Optional: Enable telemetry to test with a local OpenTelemetry Collector:

[telemetry]
enabled = true
endpoint = "http://localhost:4318"
service_name = "ztick-dev"
flush_interval_ms = 5000

Production

[log]
level = "warn"

[controller]
listen = "0.0.0.0:5679"
auth_file = "/etc/ztick/auth.toml"
tls_cert = "/etc/ztick/cert.pem"
tls_key = "/etc/ztick/key.pem"

[database]
persistence = "logfile"
fsync_on_persist = true
framerate = 512
logfile_path = "/var/lib/ztick/logfile"

[telemetry]
enabled = true
endpoint = "http://otel-collector.infra.svc.cluster.local:4318"
service_name = "ztick-prod"
flush_interval_ms = 10000
  • Minimal logging (errors and warnings only)
  • Listen on all interfaces with TLS encryption (port 5679)
  • Client authentication enabled with token file
  • Durable logfile persistence
  • Telemetry enabled for observability and alerting

High-Volume

[log]
level = "error"

[controller]
listen = "0.0.0.0:5678"

[database]
persistence = "logfile"
fsync_on_persist = false
framerate = 1000
compression_interval = 300

[telemetry]
enabled = true
endpoint = "http://otel-collector:4318"
service_name = "ztick-high-volume"
flush_interval_ms = 1000
  • Errors only
  • Higher evaluation frequency
  • Relaxed persistence (batch writes for throughput)
  • Aggressive compression (every 5 minutes) for rapid logfile growth
  • Telemetry enabled with frequent flushes (1s) to capture high-frequency events

Troubleshooting

“Address already in use”

Another process is using the configured port.
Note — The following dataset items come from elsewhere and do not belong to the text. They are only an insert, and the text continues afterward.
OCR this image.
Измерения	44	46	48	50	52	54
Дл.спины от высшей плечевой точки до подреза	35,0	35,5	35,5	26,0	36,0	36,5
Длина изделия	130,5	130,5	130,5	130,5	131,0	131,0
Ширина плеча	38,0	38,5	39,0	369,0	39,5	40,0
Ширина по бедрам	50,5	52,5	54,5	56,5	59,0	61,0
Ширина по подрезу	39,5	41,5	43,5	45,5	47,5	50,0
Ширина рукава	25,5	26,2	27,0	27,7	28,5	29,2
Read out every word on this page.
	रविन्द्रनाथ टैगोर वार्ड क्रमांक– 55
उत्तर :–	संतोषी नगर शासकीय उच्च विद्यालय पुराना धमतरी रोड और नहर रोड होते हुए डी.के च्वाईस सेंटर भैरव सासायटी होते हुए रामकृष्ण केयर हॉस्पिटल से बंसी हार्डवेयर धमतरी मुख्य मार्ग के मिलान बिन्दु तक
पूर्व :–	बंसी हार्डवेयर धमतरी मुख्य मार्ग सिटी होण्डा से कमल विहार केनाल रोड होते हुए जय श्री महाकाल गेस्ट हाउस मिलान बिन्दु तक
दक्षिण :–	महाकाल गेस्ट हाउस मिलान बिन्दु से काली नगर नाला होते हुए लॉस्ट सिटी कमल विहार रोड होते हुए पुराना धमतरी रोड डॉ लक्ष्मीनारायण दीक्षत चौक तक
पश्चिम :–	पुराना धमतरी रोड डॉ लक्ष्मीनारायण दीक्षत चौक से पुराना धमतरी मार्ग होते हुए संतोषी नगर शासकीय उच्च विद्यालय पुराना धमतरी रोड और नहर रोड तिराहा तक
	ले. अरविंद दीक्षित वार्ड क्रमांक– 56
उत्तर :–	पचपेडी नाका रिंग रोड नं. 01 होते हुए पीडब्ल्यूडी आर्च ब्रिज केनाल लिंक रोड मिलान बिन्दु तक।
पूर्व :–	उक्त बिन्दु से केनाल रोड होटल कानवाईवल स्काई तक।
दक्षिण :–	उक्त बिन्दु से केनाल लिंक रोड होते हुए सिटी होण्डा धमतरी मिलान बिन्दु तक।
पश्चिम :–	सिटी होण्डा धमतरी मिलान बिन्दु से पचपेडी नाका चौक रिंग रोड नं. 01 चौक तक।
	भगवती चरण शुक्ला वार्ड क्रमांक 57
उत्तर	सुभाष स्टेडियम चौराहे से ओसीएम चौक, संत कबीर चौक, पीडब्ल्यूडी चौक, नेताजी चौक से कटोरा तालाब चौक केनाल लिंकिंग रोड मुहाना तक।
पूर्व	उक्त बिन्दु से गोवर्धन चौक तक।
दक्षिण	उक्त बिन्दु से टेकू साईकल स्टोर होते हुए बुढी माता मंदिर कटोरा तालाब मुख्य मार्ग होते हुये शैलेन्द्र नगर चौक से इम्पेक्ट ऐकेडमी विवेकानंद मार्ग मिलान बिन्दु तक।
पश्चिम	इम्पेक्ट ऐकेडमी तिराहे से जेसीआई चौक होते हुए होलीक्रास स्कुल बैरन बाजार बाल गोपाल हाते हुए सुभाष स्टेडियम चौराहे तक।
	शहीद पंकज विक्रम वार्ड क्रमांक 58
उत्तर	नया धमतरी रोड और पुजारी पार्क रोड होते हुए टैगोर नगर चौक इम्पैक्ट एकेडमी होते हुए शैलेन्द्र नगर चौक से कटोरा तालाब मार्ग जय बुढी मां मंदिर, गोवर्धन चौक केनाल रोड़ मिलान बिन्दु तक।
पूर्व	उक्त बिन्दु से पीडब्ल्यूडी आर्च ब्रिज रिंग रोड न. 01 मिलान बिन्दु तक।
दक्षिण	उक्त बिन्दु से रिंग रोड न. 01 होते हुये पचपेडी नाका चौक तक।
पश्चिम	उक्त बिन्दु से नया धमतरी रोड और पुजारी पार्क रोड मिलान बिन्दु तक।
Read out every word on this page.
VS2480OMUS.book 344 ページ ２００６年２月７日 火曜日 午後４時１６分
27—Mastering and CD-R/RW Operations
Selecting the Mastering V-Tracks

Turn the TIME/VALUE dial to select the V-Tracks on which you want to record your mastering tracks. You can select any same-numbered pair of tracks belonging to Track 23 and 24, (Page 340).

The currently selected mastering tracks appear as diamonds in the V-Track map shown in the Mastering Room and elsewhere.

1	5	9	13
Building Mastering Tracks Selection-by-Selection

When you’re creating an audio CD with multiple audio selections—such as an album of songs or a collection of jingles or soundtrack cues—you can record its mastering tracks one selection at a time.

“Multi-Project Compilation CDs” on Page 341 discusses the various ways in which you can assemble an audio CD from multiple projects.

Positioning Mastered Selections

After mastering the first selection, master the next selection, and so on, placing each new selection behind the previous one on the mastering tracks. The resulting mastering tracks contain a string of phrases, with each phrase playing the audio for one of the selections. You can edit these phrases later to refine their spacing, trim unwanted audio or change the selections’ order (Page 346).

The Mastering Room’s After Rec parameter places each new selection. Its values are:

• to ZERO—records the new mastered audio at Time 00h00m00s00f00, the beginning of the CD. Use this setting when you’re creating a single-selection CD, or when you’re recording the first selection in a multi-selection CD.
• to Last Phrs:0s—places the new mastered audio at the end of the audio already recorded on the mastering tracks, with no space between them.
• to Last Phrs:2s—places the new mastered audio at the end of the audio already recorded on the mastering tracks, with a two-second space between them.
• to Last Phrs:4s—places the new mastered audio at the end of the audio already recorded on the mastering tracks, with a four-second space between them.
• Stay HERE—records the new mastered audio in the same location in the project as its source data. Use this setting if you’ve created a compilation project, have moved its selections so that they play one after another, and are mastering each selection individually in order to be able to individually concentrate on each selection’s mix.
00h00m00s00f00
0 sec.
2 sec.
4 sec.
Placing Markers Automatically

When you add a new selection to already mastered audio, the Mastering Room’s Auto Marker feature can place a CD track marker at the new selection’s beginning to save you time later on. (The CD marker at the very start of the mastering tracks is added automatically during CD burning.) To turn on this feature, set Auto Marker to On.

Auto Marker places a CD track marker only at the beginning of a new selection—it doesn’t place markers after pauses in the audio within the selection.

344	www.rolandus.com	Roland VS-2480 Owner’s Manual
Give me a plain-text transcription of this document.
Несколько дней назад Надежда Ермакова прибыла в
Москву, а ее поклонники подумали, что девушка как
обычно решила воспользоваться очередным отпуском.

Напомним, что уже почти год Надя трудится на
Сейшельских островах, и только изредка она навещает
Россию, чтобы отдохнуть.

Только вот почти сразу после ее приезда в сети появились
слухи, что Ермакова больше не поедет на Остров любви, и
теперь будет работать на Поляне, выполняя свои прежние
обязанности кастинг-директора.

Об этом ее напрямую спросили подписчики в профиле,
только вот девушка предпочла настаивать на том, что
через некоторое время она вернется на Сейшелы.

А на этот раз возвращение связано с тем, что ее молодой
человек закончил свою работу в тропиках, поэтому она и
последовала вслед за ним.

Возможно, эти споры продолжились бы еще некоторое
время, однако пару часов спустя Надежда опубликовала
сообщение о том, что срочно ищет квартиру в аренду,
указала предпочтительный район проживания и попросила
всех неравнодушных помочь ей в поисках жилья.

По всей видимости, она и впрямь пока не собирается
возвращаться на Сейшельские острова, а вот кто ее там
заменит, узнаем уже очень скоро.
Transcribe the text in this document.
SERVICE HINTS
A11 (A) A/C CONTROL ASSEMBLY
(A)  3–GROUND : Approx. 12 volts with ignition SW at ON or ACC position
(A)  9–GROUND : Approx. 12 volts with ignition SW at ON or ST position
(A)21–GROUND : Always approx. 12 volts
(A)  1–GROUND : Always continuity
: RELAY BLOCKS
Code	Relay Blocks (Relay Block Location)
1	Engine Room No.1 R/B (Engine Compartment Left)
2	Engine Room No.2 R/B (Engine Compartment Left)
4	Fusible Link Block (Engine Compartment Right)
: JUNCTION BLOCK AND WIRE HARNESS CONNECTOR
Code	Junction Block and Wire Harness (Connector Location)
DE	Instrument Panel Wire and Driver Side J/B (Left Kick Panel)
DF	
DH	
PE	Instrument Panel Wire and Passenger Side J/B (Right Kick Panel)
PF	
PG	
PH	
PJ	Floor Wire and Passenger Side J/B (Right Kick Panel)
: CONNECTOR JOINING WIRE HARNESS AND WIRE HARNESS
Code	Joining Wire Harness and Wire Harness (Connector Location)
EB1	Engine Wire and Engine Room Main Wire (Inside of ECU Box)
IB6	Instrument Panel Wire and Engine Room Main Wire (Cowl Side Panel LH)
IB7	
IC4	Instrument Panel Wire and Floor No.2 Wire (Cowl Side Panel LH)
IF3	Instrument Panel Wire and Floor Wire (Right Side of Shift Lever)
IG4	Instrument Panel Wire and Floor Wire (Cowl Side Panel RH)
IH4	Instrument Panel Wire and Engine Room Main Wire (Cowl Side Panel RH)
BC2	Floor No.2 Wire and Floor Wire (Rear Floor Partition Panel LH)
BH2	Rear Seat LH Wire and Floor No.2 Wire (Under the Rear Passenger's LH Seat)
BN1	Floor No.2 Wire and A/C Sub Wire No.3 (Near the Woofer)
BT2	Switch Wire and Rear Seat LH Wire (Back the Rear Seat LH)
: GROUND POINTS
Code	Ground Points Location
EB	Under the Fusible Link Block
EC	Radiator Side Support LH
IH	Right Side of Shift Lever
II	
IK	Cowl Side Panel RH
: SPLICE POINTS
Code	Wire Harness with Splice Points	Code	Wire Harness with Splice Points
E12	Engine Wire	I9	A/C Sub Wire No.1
Either:

  1. Stop the other process: lsof -i :5678
  2. Change the port in config.toml: listen = "127.0.0.1:9999"

“Permission denied” on listen

Non-root users cannot listen on ports below 1024. Use:

[controller]
listen = "127.0.0.1:5678"  # 1024 or above

Very slow evaluation

If jobs aren’t triggering on time, check the framerate setting:

[database]
framerate = 512  # default: evaluate 512 times per second (~2ms latency)

Data loss after crash

Enable safe persistence:

[database]
fsync_on_persist = true

This ensures every job/rule write is flushed to disk immediately.